If an error was detected, SNMP Trap can be sent to the server on which the SNMP manager is running.
By using this function, the SNMP manager can monitor the cluster system.
For details on how to set this function, see "6.10.1 Setting Contents of a Cluster Application" in "PRIMECLUSTER Installation and Administration Guide (Linux)."
For SNMP Trap, the version 2c is used and the following pieces of information are contained in SNMP Trap to be sent.
OIDs corresponding to the resource types
Message indicating the resource failure
To send SNMP Trap, the snmptrap command is used and the following operation is performed.

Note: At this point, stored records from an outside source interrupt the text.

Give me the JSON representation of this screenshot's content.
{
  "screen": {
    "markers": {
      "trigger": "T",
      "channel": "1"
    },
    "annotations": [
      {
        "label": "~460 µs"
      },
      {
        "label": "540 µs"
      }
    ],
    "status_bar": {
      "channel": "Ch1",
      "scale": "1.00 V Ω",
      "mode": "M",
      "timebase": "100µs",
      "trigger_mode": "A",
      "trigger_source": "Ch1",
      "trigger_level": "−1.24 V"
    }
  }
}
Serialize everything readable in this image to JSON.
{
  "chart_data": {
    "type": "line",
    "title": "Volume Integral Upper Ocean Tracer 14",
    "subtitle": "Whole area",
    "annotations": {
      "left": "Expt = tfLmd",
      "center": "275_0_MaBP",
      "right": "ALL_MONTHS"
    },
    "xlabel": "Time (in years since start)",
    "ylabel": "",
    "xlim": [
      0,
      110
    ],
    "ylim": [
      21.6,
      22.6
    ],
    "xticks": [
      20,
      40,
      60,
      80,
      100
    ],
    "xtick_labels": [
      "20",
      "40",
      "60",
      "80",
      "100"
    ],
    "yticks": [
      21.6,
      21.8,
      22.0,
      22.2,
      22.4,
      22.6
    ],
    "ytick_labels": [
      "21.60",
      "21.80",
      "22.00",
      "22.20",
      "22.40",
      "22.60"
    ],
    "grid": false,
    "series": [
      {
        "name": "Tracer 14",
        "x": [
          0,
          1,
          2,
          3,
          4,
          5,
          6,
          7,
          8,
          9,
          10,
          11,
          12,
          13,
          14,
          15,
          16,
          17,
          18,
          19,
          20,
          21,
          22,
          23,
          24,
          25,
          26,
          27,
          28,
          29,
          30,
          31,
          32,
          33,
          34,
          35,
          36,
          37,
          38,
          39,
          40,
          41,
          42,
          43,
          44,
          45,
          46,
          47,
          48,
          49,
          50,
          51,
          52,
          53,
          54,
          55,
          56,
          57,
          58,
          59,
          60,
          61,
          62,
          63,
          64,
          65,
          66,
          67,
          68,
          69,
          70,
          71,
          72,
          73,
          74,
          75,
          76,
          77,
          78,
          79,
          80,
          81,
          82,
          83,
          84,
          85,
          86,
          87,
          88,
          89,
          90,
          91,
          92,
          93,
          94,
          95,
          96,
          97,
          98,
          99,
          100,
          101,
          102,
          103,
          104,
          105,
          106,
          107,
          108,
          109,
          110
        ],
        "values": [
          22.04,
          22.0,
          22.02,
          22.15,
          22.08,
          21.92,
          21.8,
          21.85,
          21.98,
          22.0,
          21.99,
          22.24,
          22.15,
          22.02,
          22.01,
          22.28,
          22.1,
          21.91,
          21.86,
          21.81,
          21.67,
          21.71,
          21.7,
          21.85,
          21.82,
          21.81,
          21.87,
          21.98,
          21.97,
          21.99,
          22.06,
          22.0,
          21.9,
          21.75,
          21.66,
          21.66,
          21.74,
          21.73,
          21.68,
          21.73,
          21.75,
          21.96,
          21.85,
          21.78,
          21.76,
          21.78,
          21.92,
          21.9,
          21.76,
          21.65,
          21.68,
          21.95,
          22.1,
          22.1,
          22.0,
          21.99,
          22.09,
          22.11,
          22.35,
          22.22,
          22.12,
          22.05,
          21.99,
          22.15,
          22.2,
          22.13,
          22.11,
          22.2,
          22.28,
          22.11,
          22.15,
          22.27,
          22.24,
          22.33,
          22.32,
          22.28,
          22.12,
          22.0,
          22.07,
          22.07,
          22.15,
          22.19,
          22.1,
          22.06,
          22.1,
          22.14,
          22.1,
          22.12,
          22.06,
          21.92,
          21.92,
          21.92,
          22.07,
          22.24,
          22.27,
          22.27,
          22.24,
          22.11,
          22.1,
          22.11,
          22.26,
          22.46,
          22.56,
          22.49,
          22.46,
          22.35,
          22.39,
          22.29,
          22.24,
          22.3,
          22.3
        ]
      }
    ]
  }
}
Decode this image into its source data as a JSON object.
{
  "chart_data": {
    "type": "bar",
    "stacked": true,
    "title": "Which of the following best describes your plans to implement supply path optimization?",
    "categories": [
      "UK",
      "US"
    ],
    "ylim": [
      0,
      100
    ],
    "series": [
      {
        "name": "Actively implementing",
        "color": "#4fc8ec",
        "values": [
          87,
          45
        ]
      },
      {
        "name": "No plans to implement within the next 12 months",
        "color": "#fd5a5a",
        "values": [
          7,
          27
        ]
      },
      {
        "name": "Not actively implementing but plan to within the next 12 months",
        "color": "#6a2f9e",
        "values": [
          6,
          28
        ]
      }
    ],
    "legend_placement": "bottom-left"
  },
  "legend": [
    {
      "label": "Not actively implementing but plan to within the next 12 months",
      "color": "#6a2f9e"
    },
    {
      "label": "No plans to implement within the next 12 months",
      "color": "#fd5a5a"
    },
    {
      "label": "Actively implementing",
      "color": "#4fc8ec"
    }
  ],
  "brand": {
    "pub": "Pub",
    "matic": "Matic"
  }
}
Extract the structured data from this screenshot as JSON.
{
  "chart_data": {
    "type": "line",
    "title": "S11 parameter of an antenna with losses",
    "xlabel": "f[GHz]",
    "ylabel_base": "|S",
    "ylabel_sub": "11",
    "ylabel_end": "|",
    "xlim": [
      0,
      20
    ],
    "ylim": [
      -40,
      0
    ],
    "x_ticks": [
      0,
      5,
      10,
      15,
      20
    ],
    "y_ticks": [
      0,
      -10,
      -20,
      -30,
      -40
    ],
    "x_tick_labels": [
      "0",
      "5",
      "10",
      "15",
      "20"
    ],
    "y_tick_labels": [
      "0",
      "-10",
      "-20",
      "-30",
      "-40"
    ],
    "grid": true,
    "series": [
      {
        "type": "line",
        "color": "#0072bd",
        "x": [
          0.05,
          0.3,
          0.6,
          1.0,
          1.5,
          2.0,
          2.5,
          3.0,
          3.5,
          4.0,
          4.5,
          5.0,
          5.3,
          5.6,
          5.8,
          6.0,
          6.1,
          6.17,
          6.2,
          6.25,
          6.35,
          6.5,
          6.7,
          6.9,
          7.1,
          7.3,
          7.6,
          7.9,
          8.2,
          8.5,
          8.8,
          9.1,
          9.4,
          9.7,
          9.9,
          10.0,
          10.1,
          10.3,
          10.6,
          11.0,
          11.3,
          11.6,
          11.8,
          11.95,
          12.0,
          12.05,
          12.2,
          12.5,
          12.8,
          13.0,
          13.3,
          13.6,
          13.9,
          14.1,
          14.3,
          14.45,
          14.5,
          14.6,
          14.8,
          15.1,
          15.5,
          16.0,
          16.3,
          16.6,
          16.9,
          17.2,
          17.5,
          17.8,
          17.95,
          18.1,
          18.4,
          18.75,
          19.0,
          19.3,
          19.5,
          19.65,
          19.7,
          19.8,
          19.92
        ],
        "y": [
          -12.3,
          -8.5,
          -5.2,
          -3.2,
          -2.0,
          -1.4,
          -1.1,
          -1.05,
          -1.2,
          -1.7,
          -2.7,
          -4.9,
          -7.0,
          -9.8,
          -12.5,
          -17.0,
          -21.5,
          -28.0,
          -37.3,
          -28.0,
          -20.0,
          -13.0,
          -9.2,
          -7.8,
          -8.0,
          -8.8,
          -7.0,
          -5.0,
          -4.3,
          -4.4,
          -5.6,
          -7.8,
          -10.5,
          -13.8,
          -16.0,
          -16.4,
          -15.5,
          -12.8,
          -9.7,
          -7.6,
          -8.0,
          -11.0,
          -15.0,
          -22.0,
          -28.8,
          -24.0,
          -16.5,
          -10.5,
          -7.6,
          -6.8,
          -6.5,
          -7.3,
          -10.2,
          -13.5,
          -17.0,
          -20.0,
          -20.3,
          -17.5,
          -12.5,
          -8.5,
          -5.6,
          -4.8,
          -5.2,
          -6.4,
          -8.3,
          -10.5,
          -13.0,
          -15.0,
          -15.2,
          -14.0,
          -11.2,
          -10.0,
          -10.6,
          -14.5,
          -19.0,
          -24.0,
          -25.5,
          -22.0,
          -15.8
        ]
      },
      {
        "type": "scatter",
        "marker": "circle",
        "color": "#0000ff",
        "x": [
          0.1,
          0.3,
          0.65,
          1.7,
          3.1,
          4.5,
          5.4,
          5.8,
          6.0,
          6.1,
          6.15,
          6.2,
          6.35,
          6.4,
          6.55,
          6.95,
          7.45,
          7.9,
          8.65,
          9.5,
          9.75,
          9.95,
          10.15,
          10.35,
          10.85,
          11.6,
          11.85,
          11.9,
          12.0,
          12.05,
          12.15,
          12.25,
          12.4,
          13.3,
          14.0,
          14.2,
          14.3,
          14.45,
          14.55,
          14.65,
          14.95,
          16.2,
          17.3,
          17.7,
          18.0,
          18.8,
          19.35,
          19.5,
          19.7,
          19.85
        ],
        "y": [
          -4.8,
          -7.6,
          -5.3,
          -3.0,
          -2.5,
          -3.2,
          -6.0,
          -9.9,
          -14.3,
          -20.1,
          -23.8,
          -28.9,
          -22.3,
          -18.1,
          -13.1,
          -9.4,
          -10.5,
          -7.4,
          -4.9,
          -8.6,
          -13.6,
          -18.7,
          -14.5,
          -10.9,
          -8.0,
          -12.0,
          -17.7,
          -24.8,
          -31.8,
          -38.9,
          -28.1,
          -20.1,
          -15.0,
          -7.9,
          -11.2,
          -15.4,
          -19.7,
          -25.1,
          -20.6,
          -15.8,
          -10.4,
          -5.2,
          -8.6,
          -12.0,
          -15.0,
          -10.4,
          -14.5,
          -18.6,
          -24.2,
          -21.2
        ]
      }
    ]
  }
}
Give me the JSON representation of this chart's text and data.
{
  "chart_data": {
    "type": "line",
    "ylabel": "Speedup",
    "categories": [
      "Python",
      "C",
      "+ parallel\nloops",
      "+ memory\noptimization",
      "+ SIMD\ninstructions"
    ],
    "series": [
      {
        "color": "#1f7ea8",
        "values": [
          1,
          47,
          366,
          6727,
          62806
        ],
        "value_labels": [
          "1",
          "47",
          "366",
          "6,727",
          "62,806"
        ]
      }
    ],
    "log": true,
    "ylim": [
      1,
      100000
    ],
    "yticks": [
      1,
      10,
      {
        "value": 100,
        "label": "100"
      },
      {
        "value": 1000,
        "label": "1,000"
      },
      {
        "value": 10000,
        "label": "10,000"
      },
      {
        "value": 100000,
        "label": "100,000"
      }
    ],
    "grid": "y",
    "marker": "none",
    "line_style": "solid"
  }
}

snmptrap -v 2c -c <Community name> <Destination host> .1.3.6.1.4.1.211.4.68.257 <OID> s <Message>
The following table shows OIDs set for SNMP Trap.
No | OID | Description |
---|---|---|
1 | .1.3.6.1.4.1.211.4.68.257.1 | This OID is set when a resource failure occurs in an application or middleware. |
2 | .1.3.6.1.4.1.211.4.68.257.2 | This OID is set when a network failure occurs. It is set when a failure is detected in the Gls resource, or in the takeover network resource. |
3 | 1.3.6.1.4.1.211.4.68.257.3 | This OID is set when a file system failure is detected. It is set when a failure is detected in the Fsystem resource. |
4 | .1.3.6.1.4.1.211.4.68.257.4 | This OID is set when a disk failure is detected. It is set when a failure is detected in the Gds resource. |
The message which RMS outputs to switchlog when the resource failure occurs is contained in "Message indicating a resource failure." The message indicates what failure is detected in which resource.
Example of a message:
2014-07-28 17:07:09.254:(DET, 7): ERROR: FAULT REASON: Resource <ManageProgram000_Cmd_APP1> transitioned to a Faulted state due to the resource unexpectedly becoming Offline.
You can also confirm the cause and action of the resource failure by searching the message in "PRIMECLUSTER Messages."
Note
If an error occurs in the communication path between the cluster node and the host on which the SNMP manager is running, the notification of resource failure by SNMP Trap does not work.
If the userApplication is switched over when the multiple resource failures are detected in one userApplication at the same time, only one of the resource failures will be notified. Check if other resource failures occur in the switchlog file after the cause of the notified resource failure has been removed on the cluster node.